Aku tidak tahu apa yang menggayuti pikiran Guru Wali Kelas Angie tatkala dia berbicara basa basi sejenak kepada orang tua murid yang akan mengambil raport, hasil belajar anak-anaknya selama satu semester. Kalimat pertama yang dia ucapkan adalah, “Maafkan saya Bapak-Bapak...” (mana dia ga nyebut Ibu-Ibu lagi. Grogi kali dia ya? LOL.)
Ada apakah gerangan sehingga belum apa-apa Guru Wali Kelas itu harus meminta maaf kepada orang tua murid?

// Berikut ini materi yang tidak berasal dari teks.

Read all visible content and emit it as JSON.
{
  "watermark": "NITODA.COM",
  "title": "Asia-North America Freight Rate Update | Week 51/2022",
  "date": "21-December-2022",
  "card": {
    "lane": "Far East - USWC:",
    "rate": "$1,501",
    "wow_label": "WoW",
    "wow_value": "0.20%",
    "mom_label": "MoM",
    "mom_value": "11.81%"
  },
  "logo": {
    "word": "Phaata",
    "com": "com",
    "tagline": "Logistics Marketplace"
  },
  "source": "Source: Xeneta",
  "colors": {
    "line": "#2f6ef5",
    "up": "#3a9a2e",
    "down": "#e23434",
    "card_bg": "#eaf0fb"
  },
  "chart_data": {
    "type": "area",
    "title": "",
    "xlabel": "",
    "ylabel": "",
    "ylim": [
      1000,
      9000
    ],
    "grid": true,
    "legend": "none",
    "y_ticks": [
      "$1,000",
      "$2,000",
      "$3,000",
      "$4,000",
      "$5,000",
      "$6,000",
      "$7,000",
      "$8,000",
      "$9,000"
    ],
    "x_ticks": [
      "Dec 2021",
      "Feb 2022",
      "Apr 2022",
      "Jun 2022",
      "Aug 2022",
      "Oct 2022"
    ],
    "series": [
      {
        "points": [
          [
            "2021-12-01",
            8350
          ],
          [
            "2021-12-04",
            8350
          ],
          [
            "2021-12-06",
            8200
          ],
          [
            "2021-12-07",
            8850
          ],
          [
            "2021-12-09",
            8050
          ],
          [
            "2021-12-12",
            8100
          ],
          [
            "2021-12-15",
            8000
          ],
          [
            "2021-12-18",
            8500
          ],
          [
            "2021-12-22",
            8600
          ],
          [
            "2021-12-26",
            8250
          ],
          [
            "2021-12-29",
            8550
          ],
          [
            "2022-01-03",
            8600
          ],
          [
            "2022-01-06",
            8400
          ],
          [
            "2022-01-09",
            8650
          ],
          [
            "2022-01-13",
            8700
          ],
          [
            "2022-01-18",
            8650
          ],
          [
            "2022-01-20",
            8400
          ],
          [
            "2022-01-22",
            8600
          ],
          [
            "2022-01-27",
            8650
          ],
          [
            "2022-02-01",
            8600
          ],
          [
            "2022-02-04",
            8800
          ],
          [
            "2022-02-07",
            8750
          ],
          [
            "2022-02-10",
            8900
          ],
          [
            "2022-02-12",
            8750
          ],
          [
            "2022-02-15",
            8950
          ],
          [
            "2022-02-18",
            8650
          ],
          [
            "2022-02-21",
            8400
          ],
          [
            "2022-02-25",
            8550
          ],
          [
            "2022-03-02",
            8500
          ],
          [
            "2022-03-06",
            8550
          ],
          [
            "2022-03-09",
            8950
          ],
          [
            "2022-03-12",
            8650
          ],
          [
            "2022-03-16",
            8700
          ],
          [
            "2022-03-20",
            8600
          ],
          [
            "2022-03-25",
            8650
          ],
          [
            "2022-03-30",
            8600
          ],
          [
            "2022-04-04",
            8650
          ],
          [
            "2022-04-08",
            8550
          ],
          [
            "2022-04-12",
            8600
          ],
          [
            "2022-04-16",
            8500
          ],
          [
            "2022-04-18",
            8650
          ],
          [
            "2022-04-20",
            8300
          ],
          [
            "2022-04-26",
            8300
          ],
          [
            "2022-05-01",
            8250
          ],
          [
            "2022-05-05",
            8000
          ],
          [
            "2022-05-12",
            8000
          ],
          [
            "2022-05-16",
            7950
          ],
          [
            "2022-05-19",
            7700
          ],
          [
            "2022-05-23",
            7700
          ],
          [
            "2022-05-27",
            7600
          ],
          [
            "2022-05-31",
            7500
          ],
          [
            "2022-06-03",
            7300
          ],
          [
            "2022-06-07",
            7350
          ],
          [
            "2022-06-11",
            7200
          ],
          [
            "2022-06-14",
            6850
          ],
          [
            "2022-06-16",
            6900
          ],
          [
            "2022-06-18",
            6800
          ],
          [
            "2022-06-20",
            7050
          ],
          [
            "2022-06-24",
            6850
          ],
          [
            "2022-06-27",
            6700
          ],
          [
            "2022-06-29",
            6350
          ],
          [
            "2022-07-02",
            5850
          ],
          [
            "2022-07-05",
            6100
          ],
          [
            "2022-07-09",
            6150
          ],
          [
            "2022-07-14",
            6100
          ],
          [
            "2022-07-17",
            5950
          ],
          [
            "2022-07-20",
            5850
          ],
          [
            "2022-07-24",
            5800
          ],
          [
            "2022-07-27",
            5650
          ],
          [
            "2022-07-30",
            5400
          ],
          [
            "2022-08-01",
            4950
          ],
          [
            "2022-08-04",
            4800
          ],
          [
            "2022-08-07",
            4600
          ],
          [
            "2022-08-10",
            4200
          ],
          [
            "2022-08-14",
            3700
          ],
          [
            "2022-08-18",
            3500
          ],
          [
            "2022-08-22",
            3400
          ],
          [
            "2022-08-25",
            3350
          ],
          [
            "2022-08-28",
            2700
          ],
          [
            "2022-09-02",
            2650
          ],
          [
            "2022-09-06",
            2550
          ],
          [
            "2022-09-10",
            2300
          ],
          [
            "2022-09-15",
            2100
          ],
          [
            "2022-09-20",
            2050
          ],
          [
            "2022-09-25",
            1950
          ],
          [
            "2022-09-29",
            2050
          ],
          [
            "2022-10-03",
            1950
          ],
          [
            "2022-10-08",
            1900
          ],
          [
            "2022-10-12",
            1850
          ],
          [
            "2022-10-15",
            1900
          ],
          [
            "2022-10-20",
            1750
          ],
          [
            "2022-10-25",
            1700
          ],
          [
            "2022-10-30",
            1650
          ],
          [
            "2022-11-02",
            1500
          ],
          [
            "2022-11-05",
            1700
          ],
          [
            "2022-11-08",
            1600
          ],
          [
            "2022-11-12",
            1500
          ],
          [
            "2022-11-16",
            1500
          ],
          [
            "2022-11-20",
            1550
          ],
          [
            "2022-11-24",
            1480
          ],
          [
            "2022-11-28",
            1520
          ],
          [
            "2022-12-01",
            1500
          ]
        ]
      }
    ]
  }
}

Ternyata dia memberi alasan karena tidak semua siswa kelas X-9 itu naik kelas dan masuk jurusan IPA. Seperti pertemuan pihak sekolah dan orang tua siswa tanggal 21 Februari 2007 lalu, Guru Wali Kelas mengulang kembali apa yang dikatakan oleh Kepala Sekolah bahwasanya karena input yang kurang bagus tahun ini, dengan jumlah NEM yang sangat bervariasi, SMAN 3 Semarang terpaksa membuka jurusan BAHASA yang telah sekian lama tidak dibuka. Hal ini secara tidak langsung memberitahu kita bahwa jurusan BAHASA dianggap jurusan sampah.
Sebagai seorang alumni jurusan BAHASA SMA N 3 Semarang aku merasa tersinggung. Well, tidak melulu kepada cara berbicara Guru Wali Kelas itu, maupun apa yang dikemukakan oleh Kepala Sekolah bulan Februari lalu. Namun terutama kepada masyarakat kita yang tetap saja mengkotak-kotakkan pendidikan.
IPA è pintar
IPS è kurang pintar
BAHASA è bodoh
Padahal semua itu berhubungan dengan sistem motorik otak kanan dan otak kiri. Otak sebelah manakah yang bekerja dengan lebih giat yang akan menentukan apakah seseorang lebih berbakat untuk mempelajari segala sesuatu yang berhubungan dengan IPA, IPS, maupun BAHASA.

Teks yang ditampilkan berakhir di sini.